Daniel was so afraid, that he avoided her at Christmas Eve services. He stayed close to his family, and made sure he was looking in another direction when she walked by. But at the end of the service, when the choir walked by his pew, she handed him her bulletin, on which she’d written a note. “Dearest Danny, I have a great deal to learn about gay people and how this all fits with my faith. I hope you’ll be able to help me with that. But I do know a few things: God is love. God loves you. And perfect love casts out fear. So never be afraid to love or be afraid that I’ll stop loving you. Merry Christmas to you, your family and if there’s anyone special….him too.”[1]
This is a beautiful love, the one that involves laying down our selves to love another. Christ laid down his life so that we would know that we are loved through anything. And Mrs. H laid down her self as well, her well-considered beliefs, her understanding, so that Danny might know that he is loved as well. We can only know God in the loving. And we know that love best in the love of others.
I got an email from my seminary a few years ago. A beloved alumna, Rev Dr. LaVonne Althouse, had died. I didn’t know her, or that she was one of the leading advocates for women’s ordination in the Lutheran Church in the 60’s.
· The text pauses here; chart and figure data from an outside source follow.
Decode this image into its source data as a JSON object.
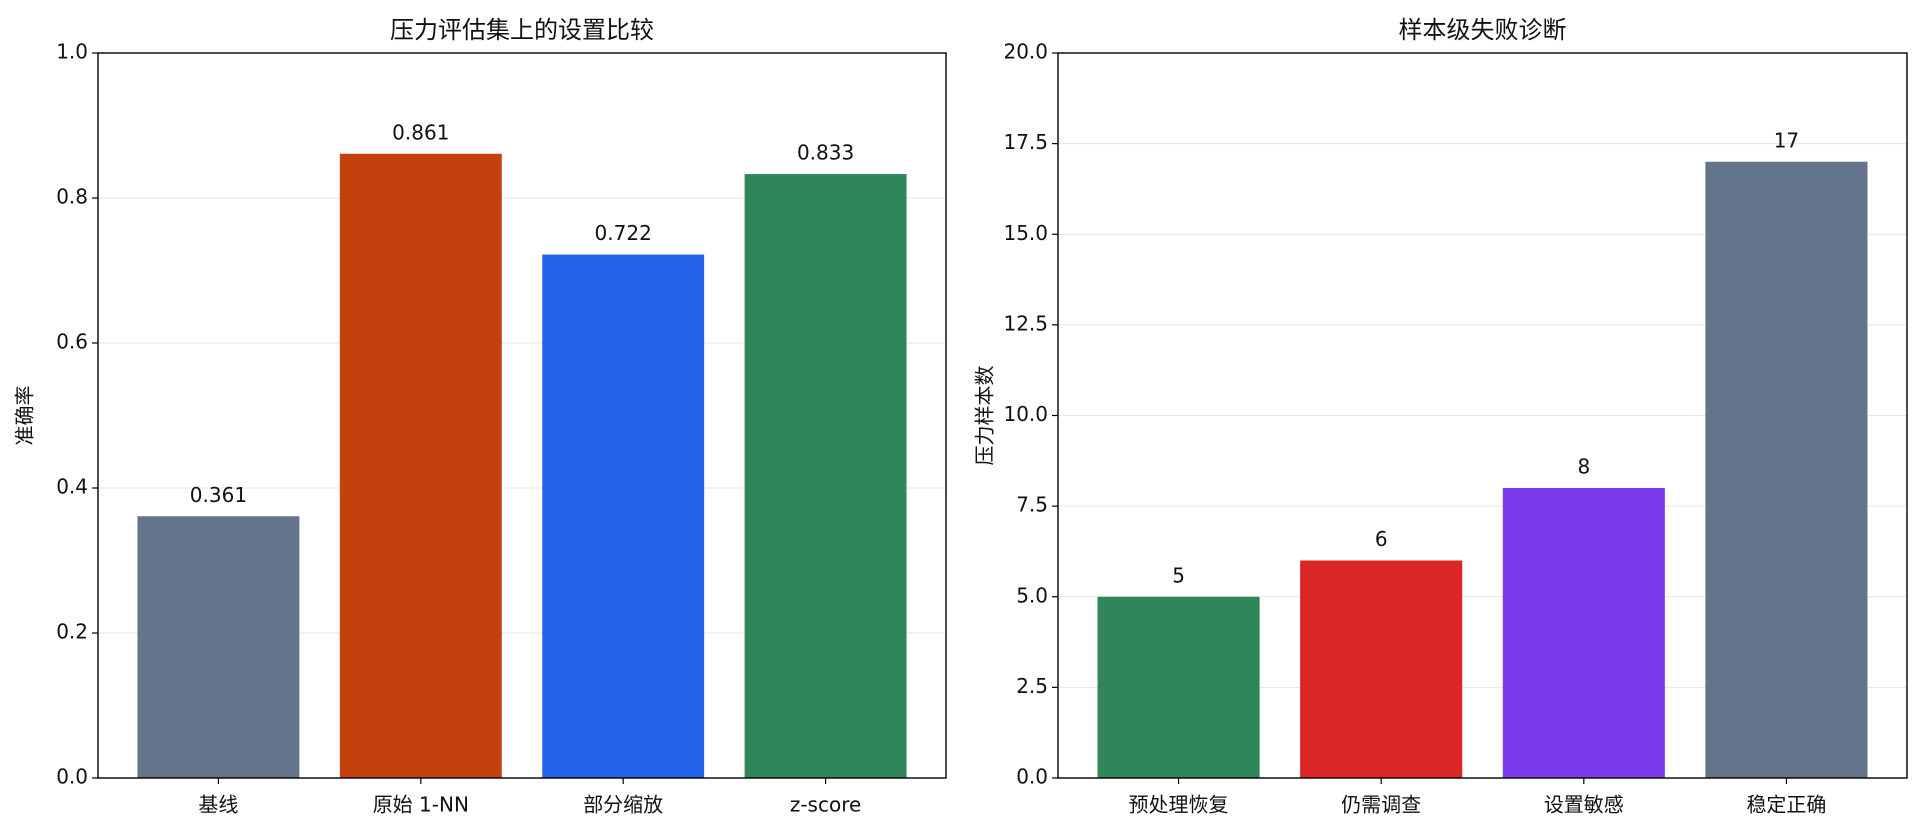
{
  "chart_data": [
    {
      "type": "bar",
      "title": "压力评估集上的设置比较",
      "ylabel": "准确率",
      "categories": [
        "基线",
        "原始 1-NN",
        "部分缩放",
        "z-score"
      ],
      "values": [
        0.361,
        0.861,
        0.722,
        0.833
      ],
      "colors": [
        "#64748b",
        "#c2410c",
        "#2563eb",
        "#2e8659"
      ],
      "ylim": [
        0,
        1
      ],
      "yticks": [
        {
          "value": 0,
          "label": "0.0"
        },
        0.2,
        0.4,
        0.6,
        0.8,
        {
          "value": 1,
          "label": "1.0"
        }
      ],
      "grid": true
    },
    {
      "type": "bar",
      "title": "样本级失败诊断",
      "ylabel": "压力样本数",
      "categories": [
        "预处理恢复",
        "仍需调查",
        "设置敏感",
        "稳定正确"
      ],
      "values": [
        5,
        6,
        8,
        17
      ],
      "colors": [
        "#2e8659",
        "#dc2626",
        "#7c3aed",
        "#64748b"
      ],
      "ylim": [
        0,
        20
      ],
      "yticks": [
        {
          "value": 0,
          "label": "0.0"
        },
        2.5,
        {
          "value": 5,
          "label": "5.0"
        },
        7.5,
        {
          "value": 10,
          "label": "10.0"
        },
        12.5,
        {
          "value": 15,
          "label": "15.0"
        },
        17.5,
        {
          "value": 20,
          "label": "20.0"
        }
      ],
      "grid": true
    }
  ]
}
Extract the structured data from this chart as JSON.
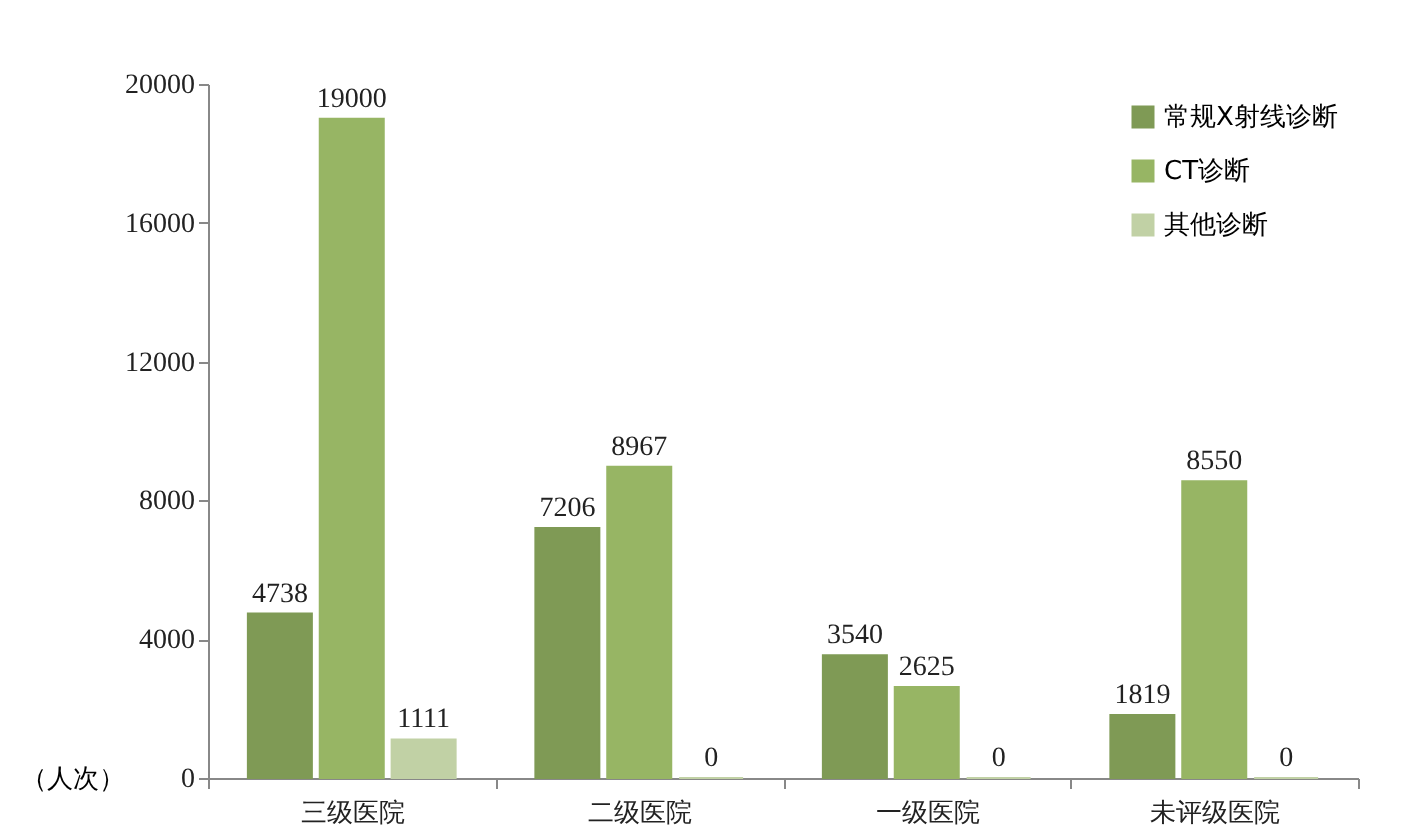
{
  "chart_data": {
    "type": "bar",
    "ylabel": "（人次）",
    "categories": [
      "三级医院",
      "二级医院",
      "一级医院",
      "未评级医院"
    ],
    "series": [
      {
        "name": "常规X射线诊断",
        "color": "#7f9a55",
        "values": [
          4738,
          7206,
          3540,
          1819
        ]
      },
      {
        "name": "CT诊断",
        "color": "#97b564",
        "values": [
          19000,
          8967,
          2625,
          8550
        ]
      },
      {
        "name": "其他诊断",
        "color": "#c1d1a5",
        "values": [
          1111,
          0,
          0,
          0
        ]
      }
    ],
    "ylim": [
      0,
      20000
    ],
    "yticks": [
      0,
      4000,
      8000,
      12000,
      16000,
      20000
    ],
    "data_labels": true,
    "legend": "top right",
    "grid": false
  }
}
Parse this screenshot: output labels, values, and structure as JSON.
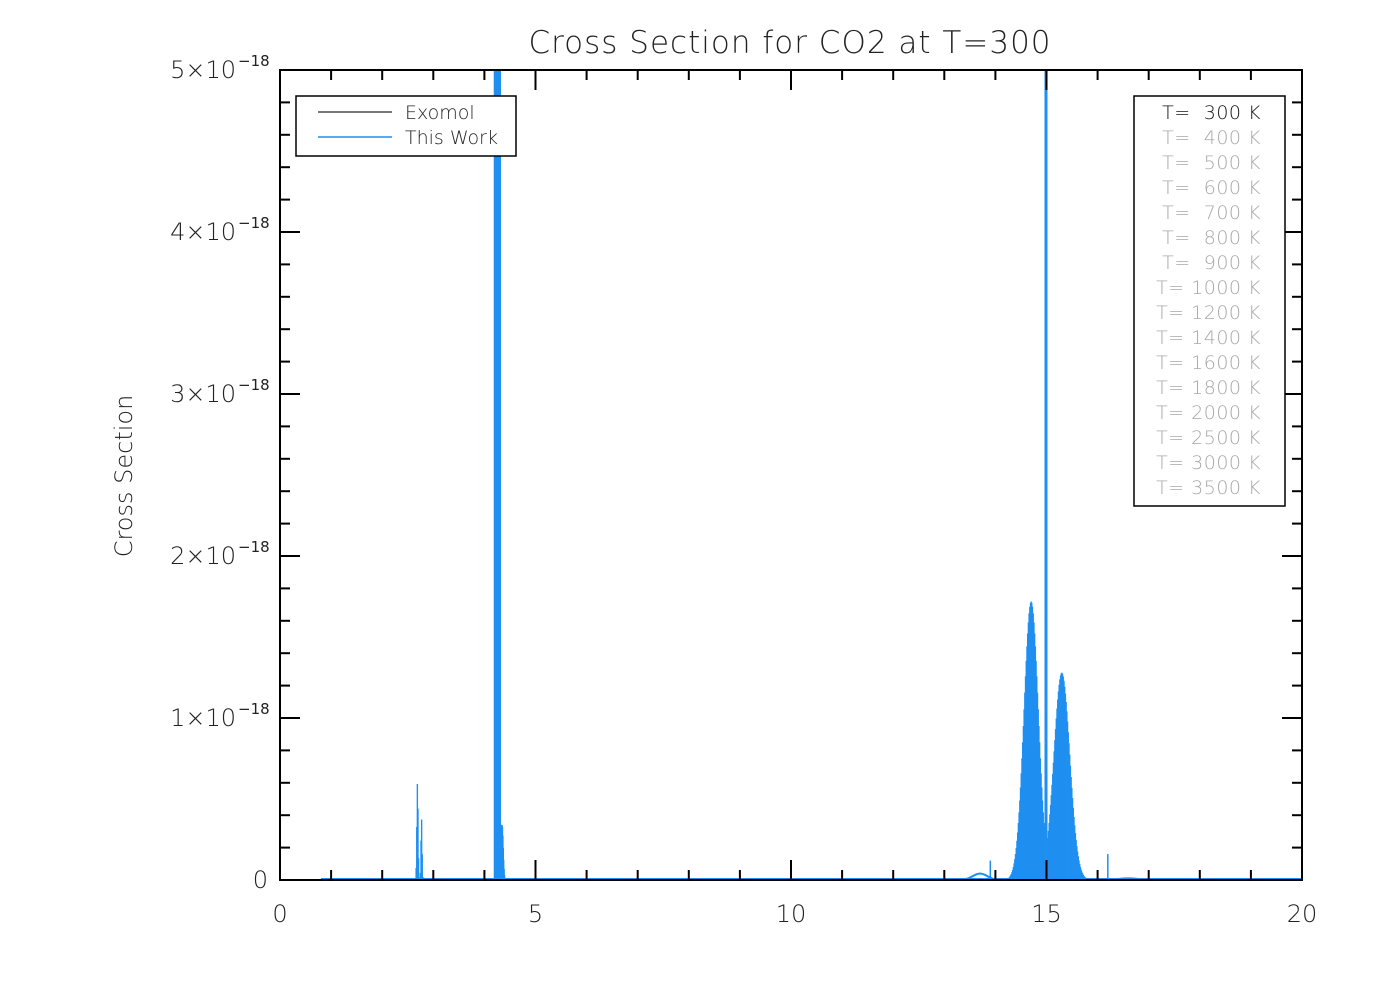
{
  "chart_data": {
    "type": "line",
    "title": "Cross Section for CO2 at T=300",
    "xlabel": "",
    "ylabel": "Cross Section",
    "xlim": [
      0,
      20
    ],
    "ylim": [
      0,
      5e-18
    ],
    "x_ticks": [
      {
        "value": 0,
        "label": "0"
      },
      {
        "value": 5,
        "label": "5"
      },
      {
        "value": 10,
        "label": "10"
      },
      {
        "value": 15,
        "label": "15"
      },
      {
        "value": 20,
        "label": "20"
      }
    ],
    "y_ticks": [
      {
        "value": 0,
        "label": "0",
        "exp": ""
      },
      {
        "value": 1e-18,
        "label": "1×10",
        "exp": "−18"
      },
      {
        "value": 2e-18,
        "label": "2×10",
        "exp": "−18"
      },
      {
        "value": 3e-18,
        "label": "3×10",
        "exp": "−18"
      },
      {
        "value": 4e-18,
        "label": "4×10",
        "exp": "−18"
      },
      {
        "value": 5e-18,
        "label": "5×10",
        "exp": "−18"
      }
    ],
    "legend": {
      "placement": "top-left",
      "entries": [
        {
          "name": "Exomol",
          "color": "#4a4a4a"
        },
        {
          "name": "This Work",
          "color": "#1f8ff0"
        }
      ]
    },
    "series": [
      {
        "name": "This Work",
        "color": "#1f8ff0",
        "peaks": [
          {
            "x": 2.69,
            "y": 6e-19
          },
          {
            "x": 2.77,
            "y": 3.8e-19
          },
          {
            "x": 4.26,
            "y": 5e-18
          },
          {
            "x": 4.35,
            "y": 3.4e-19
          },
          {
            "x": 13.9,
            "y": 1.2e-19
          },
          {
            "x": 14.7,
            "y": 1.72e-18
          },
          {
            "x": 14.99,
            "y": 5e-18
          },
          {
            "x": 15.3,
            "y": 1.28e-18
          },
          {
            "x": 16.2,
            "y": 1.6e-19
          }
        ]
      }
    ],
    "temperature_panel": {
      "placement": "top-right",
      "items": [
        {
          "label": "T=  300 K",
          "active": true
        },
        {
          "label": "T=  400 K",
          "active": false
        },
        {
          "label": "T=  500 K",
          "active": false
        },
        {
          "label": "T=  600 K",
          "active": false
        },
        {
          "label": "T=  700 K",
          "active": false
        },
        {
          "label": "T=  800 K",
          "active": false
        },
        {
          "label": "T=  900 K",
          "active": false
        },
        {
          "label": "T= 1000 K",
          "active": false
        },
        {
          "label": "T= 1200 K",
          "active": false
        },
        {
          "label": "T= 1400 K",
          "active": false
        },
        {
          "label": "T= 1600 K",
          "active": false
        },
        {
          "label": "T= 1800 K",
          "active": false
        },
        {
          "label": "T= 2000 K",
          "active": false
        },
        {
          "label": "T= 2500 K",
          "active": false
        },
        {
          "label": "T= 3000 K",
          "active": false
        },
        {
          "label": "T= 3500 K",
          "active": false
        }
      ],
      "active_color": "#111111",
      "inactive_color": "#a8a8a8"
    }
  }
}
But in the obituary was an image that has hung in my mind ever since. It mentioned that Dr. Althouse had a plaque in her home that read, “Love is a basket with five loaves and two fishes. It is never enough until you give it away.”
God is love. But love can only be seen in the loving. God is seen in the loving actions of Jesus Christ. If we want God to be seen, and if we want to know God, then our love must be seen in our loving as well. We must give it away.